L'insupportable gamine est toujours là, et toujours aussi mal élevée. Elle débarque à Paris où son oncle Gabriel va la garder pendant trois jours, le temps que sa mère s'accorde quelques vacances avec un amour de passage. Elle préfère ne pas les ramener à la maison depuis qu'elle a dû tuer le père de la petite à coups de hache pour la protéger de ses avances. Bref, Zazie n'a pas eu une enfance rose et sereine, ce qui a fait d'elle la gamine dégourdie mais ingérable qu'elle est devenue. D'ailleurs, toute la famille est hors normes, Tonton Gabriel, taillé comme une armoire normande, n’est-il pas danseuse artistique, la nuit, dans un cabaret. Il a beaucoup d'amis/es ou connaissances (quand ce n’est pas carrément un car de touristes) que Zazie va être amenée à rencontrer, et ces trois jours à Paris vont encore sérieusement enrichir son expérience de la vie. A la fin de ses vacances, elle aura vieilli -de trois jours, comme tout le monde, me direz-vous. Mais pas que.

Pour l’instant, Gabriel, aidé de son ami Charles, voudrait bien lui faire visiter les monuments de Paris, mais cela ne l'intéresse guère (sans compter qu'ils les mélangent un peu tous). La seule chose qui intéresse Zazie, c'est le métro, dans lequel elle veut absolument monter, mais, manque de chance, c'est la grève, aucun métro ne roule.

C'est donc à pied et en taxi que se feront leurs déambulations.
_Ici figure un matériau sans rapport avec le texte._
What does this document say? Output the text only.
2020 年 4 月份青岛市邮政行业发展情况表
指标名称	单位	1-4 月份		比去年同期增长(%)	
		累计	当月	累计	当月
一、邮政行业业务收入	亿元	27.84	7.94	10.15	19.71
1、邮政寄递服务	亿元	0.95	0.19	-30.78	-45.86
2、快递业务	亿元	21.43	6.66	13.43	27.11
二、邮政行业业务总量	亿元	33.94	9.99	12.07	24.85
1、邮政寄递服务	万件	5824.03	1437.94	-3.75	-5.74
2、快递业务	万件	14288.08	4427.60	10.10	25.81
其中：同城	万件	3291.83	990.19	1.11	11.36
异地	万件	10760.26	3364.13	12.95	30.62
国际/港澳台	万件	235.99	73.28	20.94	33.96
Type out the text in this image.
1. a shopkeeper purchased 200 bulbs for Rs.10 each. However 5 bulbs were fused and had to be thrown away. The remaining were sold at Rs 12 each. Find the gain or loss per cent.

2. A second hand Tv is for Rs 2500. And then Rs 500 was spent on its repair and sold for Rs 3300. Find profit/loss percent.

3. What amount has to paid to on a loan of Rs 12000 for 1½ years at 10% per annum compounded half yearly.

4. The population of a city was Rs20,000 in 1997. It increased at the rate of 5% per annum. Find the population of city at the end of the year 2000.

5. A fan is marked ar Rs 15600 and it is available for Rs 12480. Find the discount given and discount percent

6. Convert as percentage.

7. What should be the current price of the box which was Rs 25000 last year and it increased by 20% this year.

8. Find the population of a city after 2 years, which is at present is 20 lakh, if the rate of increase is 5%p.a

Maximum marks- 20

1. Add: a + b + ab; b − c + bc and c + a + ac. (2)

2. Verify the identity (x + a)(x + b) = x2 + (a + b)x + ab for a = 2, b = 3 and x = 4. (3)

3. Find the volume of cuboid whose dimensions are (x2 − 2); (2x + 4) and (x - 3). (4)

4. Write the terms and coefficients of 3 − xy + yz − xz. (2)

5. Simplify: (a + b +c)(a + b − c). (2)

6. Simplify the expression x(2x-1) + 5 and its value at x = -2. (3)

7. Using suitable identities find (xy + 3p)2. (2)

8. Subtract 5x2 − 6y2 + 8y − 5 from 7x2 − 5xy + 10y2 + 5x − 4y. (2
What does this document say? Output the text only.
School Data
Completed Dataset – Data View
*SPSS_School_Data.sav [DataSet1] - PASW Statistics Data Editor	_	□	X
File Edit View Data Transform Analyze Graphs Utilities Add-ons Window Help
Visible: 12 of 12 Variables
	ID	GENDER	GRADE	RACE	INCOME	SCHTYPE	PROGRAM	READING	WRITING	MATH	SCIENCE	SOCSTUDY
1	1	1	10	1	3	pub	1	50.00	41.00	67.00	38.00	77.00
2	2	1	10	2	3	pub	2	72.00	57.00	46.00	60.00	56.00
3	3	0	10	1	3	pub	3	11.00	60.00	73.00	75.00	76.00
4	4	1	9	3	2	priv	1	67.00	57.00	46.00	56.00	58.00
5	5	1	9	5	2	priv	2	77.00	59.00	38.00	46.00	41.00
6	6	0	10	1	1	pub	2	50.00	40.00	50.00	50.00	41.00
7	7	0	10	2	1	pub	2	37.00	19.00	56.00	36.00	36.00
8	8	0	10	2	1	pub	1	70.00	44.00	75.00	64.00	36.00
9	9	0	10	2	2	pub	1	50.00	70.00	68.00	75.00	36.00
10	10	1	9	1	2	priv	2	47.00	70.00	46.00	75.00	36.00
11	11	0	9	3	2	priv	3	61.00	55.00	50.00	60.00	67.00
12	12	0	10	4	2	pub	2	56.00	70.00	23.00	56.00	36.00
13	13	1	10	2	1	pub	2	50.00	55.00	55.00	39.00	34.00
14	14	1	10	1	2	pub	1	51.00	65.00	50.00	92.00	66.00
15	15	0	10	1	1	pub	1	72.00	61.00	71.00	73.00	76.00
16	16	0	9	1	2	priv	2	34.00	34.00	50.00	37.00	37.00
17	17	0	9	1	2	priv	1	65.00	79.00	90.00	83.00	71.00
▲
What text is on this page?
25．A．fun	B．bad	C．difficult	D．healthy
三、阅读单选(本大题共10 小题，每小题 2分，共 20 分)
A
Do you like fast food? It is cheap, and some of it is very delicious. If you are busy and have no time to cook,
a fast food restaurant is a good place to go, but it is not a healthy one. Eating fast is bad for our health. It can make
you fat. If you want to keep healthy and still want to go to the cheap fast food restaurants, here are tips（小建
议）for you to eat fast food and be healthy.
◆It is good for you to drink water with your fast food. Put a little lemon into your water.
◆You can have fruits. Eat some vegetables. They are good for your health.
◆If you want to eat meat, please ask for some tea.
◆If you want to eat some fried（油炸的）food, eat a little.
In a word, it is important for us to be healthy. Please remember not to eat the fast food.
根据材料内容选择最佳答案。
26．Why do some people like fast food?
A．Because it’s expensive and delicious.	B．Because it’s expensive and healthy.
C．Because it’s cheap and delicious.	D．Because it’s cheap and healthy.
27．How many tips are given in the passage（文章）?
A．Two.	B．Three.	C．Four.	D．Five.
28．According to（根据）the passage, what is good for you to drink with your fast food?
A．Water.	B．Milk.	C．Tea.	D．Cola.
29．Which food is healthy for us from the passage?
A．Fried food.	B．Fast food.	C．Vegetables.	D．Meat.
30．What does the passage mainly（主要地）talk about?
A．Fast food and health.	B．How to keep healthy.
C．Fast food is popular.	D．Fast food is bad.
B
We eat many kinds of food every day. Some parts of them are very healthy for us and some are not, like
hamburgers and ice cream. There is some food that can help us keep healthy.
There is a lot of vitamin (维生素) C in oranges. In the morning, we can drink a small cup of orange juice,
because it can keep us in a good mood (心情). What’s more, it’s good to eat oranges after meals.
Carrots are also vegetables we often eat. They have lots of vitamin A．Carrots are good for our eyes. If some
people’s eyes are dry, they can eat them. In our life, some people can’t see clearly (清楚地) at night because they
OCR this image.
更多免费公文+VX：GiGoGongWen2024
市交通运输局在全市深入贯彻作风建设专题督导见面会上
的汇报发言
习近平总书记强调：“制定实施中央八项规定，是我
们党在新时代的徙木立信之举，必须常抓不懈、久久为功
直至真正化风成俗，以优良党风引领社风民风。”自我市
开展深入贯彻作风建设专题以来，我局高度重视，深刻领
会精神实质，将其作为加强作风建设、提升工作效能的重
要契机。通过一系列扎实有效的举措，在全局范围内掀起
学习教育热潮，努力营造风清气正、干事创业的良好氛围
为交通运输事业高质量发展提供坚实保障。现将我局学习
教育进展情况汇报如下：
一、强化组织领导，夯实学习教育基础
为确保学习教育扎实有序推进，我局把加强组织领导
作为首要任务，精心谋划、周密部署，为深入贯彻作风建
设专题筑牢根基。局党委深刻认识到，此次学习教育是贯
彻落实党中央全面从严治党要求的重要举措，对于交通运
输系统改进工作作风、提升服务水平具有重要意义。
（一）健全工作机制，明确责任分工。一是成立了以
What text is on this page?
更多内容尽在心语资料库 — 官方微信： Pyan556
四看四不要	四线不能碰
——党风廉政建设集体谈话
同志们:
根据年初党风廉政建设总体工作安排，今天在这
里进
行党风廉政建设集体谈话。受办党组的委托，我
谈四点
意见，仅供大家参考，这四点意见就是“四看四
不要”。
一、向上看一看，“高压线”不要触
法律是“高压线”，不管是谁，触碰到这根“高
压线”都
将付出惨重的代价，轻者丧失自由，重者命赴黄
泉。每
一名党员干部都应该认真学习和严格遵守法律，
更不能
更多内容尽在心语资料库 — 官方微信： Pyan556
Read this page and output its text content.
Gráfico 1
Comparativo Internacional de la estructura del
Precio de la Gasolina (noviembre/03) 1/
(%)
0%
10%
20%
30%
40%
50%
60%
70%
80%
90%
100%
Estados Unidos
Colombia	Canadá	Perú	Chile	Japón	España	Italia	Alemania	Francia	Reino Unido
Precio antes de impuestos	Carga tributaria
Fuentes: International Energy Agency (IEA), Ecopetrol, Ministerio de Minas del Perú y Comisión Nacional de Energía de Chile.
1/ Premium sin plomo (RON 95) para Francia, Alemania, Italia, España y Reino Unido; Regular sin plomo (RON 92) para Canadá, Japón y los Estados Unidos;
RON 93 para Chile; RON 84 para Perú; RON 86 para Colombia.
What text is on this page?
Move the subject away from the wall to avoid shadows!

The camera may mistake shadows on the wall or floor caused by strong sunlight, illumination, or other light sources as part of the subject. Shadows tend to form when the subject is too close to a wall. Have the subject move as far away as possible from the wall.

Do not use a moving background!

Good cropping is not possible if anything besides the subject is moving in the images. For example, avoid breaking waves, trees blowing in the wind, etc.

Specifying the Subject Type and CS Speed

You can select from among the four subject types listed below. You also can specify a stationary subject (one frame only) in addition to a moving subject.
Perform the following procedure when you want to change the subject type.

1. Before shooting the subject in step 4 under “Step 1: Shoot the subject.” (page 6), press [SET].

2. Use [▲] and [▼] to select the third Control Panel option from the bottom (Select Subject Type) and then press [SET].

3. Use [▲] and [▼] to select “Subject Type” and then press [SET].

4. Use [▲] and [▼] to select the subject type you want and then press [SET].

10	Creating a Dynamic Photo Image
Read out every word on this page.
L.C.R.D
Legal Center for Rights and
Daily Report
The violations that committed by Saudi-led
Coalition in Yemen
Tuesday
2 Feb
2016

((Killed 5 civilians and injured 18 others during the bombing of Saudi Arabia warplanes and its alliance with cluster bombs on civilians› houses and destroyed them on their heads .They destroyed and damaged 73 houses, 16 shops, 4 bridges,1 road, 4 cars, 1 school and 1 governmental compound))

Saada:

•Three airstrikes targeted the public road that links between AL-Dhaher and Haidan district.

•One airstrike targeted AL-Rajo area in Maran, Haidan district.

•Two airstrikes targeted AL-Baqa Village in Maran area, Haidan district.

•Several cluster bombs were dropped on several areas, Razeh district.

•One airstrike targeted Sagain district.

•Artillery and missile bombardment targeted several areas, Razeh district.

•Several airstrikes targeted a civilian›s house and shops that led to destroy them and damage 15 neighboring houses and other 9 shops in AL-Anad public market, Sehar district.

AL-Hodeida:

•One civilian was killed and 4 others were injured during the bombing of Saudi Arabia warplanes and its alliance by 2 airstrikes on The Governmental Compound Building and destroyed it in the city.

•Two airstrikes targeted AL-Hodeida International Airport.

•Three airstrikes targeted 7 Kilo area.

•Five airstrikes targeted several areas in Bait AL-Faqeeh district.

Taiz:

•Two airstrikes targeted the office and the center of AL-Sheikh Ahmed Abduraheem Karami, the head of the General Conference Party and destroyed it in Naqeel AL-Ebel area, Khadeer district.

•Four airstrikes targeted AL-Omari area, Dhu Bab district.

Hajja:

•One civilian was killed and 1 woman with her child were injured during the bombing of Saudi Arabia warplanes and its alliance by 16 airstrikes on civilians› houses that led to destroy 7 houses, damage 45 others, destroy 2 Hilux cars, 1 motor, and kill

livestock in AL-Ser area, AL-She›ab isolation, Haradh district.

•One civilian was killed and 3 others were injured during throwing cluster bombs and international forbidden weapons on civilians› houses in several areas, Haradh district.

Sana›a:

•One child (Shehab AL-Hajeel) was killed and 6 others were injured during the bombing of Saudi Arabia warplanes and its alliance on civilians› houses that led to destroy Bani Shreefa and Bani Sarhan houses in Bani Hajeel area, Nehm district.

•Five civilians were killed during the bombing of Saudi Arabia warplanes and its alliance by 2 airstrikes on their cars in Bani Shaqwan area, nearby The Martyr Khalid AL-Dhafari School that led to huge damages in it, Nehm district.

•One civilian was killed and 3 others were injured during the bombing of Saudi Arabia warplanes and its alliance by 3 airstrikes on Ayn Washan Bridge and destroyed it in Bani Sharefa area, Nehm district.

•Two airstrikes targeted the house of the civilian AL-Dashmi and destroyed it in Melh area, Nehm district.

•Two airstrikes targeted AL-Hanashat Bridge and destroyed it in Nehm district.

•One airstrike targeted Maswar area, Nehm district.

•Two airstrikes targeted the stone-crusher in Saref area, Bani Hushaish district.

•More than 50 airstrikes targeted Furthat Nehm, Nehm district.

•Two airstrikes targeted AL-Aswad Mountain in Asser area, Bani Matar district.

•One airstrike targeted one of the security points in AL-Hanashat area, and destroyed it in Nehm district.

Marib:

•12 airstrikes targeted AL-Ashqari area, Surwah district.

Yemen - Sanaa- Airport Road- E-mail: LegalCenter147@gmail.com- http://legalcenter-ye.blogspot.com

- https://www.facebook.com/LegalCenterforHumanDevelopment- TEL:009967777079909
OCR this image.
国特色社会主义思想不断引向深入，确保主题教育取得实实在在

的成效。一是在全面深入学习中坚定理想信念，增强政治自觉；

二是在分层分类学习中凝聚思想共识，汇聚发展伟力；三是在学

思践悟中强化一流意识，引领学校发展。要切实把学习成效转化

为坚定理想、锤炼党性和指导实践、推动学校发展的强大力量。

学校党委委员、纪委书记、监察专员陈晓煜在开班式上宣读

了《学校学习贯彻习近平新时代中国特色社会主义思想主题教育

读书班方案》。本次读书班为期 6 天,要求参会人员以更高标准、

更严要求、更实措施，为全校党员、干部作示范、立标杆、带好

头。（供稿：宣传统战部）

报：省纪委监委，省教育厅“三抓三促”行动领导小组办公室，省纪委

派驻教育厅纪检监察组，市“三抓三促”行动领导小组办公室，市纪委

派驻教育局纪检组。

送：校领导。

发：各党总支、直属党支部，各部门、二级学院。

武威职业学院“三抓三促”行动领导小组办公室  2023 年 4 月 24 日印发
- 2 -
Déambulations au cours desquelles ils rencontreront toute une série de personnages extravagants, la palme allant à Pédro-Surplus alias inspecteur Bertin Poirée, alias Trouscaillon, changeant sans cesse d’identité, fou amnésique incapable de se souvenir qui il est, à moins que ce soit parce que "Prince de monde et de plusieurs territoires connexes, il lui plaît de parcourir son domaine sous diverses apparences"… Allez savoir.

Cette adaptation en BD de l’œuvre de Raymond Queneau est bien fidèle. On y retrouve le "néo-français" qui intéressait Queneau à cette époque, ce qui nous vaut des dialogues fleuris et bien sentis. (Oulipo pas loin)



Mais en attendant, la bande infernale écume Paris, ses flics à képi, ses restaurateurs infâmes



Queneau ne semblait pas les porter dans son cœur et nous fera même assister à une bataille rangée de première grandeur dont l'issue nécessitera l'intervention d'un étrange Deus ex Machina qui gardera toujours sa part de mystère. Sur ce point comme sur d'autres, le voile ne sera pas levé. Nous refermerons l'album loin d'avoir eu toutes les clés, comme c'était également le cas dans le roman.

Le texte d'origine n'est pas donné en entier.